HEADTEACHER Nick Bowditch has stepped down after over-seeing the transformation of a village school operating from cramped Victorian premises to a modern primary with twice the number of pupils.

When Mr Bowditch joined Sherston School as acting headmaster in 1991 the 19th Century school building catered for 90 pupils and was bursting at the seams.

Sherston eventually got its new school more than a decade later following a long and complicated project that involved cash from a land sale being used for new premises while the old school was converted into the village post office.

Mr Bowditch, 58, said: “The big challenge was to keep it as a family school, to maintain the close relationship between staff, pupils and parents, rather than it becoming a large organisation.”

Mr Bowditch, who knows the names of all 190 pupils off by heart, believes he has achieved this and that Sherston primary school remains a close-knit body at the heart of the community.

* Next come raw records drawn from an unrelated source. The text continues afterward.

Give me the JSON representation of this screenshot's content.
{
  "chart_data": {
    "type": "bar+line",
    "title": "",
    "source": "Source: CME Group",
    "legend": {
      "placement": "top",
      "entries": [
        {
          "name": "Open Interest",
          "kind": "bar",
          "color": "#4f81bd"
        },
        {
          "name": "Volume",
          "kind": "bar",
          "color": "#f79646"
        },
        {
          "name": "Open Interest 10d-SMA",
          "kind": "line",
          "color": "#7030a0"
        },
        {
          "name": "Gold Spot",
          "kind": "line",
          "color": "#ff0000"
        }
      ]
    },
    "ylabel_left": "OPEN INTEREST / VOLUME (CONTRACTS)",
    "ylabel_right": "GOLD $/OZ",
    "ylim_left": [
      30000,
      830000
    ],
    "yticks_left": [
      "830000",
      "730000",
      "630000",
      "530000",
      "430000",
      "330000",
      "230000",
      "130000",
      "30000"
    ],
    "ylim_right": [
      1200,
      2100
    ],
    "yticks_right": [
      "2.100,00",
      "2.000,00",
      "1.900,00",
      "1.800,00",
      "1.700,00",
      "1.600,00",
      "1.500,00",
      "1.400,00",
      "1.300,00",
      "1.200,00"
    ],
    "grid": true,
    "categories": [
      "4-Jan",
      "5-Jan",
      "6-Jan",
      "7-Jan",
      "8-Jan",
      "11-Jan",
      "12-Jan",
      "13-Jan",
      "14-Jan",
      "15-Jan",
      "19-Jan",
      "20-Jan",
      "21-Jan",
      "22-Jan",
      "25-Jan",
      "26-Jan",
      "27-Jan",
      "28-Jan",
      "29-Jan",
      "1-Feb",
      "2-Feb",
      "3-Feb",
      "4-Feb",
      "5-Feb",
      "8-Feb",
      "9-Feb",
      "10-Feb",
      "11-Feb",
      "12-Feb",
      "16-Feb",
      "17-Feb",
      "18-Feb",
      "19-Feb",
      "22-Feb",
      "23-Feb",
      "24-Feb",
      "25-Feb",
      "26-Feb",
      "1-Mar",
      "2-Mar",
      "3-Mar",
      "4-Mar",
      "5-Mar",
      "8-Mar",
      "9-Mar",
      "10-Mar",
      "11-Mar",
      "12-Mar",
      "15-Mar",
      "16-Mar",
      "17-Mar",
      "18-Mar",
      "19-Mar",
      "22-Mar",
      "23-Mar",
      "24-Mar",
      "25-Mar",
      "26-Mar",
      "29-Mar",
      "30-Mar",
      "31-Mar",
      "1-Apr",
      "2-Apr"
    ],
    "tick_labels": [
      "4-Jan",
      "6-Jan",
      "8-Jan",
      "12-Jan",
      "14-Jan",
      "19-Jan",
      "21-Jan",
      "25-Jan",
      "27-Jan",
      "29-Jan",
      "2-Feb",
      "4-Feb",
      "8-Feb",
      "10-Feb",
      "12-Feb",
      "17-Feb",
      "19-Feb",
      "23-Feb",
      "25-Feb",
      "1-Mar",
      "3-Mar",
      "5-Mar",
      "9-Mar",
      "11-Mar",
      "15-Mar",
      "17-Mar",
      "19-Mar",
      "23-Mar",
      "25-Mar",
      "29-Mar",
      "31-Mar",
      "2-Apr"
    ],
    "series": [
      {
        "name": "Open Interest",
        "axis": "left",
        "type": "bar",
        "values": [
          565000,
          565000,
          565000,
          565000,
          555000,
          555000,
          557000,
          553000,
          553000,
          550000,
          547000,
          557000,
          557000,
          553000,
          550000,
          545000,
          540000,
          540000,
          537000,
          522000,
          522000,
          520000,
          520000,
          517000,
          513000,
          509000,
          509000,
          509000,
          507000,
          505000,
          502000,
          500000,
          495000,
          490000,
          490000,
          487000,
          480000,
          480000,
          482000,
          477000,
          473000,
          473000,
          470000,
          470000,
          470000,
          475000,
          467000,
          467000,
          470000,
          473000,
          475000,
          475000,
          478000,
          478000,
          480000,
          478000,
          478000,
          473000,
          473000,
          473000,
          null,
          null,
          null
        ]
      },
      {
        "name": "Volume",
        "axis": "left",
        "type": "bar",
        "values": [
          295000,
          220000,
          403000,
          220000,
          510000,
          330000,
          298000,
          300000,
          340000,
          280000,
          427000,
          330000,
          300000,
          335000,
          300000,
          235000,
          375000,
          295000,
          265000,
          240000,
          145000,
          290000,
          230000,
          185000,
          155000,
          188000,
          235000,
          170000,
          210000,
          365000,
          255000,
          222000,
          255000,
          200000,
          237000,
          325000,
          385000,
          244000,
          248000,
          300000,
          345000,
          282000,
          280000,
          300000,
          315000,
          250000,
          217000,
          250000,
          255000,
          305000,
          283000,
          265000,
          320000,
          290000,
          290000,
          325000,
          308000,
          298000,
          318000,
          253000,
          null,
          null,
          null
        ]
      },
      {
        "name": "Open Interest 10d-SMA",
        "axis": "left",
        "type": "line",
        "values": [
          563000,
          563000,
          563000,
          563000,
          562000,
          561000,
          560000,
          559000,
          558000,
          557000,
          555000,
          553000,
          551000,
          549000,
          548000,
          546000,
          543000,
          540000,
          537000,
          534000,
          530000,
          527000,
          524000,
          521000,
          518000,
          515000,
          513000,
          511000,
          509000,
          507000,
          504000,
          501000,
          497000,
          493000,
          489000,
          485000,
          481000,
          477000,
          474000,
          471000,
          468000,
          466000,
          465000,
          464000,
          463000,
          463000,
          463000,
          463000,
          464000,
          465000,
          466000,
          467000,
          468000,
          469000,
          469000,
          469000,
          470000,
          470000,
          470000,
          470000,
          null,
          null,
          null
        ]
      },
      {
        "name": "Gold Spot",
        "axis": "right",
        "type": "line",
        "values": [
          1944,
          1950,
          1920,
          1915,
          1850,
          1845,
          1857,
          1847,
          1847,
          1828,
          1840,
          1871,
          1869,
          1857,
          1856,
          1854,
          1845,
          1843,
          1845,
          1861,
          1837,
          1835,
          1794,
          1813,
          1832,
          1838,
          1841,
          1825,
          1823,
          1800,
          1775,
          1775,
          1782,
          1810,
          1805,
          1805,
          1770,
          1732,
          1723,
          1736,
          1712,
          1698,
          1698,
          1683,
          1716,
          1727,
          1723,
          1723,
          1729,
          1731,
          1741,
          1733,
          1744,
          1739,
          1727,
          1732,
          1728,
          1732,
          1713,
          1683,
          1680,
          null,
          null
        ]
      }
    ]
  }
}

A Somerset lad, Mr Bowditch has spent his entire teaching career in Wiltshire, having worked at three Chippenham schools, Frogwell, the now long gone Westmead Junior and Kings Lodge before taking a post at Sherston.

“I very much liked the place,” he said, reflecting on his arrival in Sherston. “I stayed a little longer than I had intended.”

During his tenure, he has seen the school through five Ofsted appraisals which have proclaimed Sherston a good school with outstanding features.

He has also seen the school forge links with Kenya, Gambia, Australia and France which has won recognition from the British Council.

Among his favourite memories of the school have been accompanying youngsters on residentials – trips to Pembrokeshire and Cornwall where pupils gain a first-hand insight and knowledge of the environment.

Travel, meanwhile, remains on his mind after he decided to take an early retirement.

Mr Bowditch, a single man, has his sights set south. “I’m looking to go to the South Atlantic – the Falklands, South Georgia and even further south.

“It’s the sort of thing you can’t do during school holidays – there’s just not enough time.”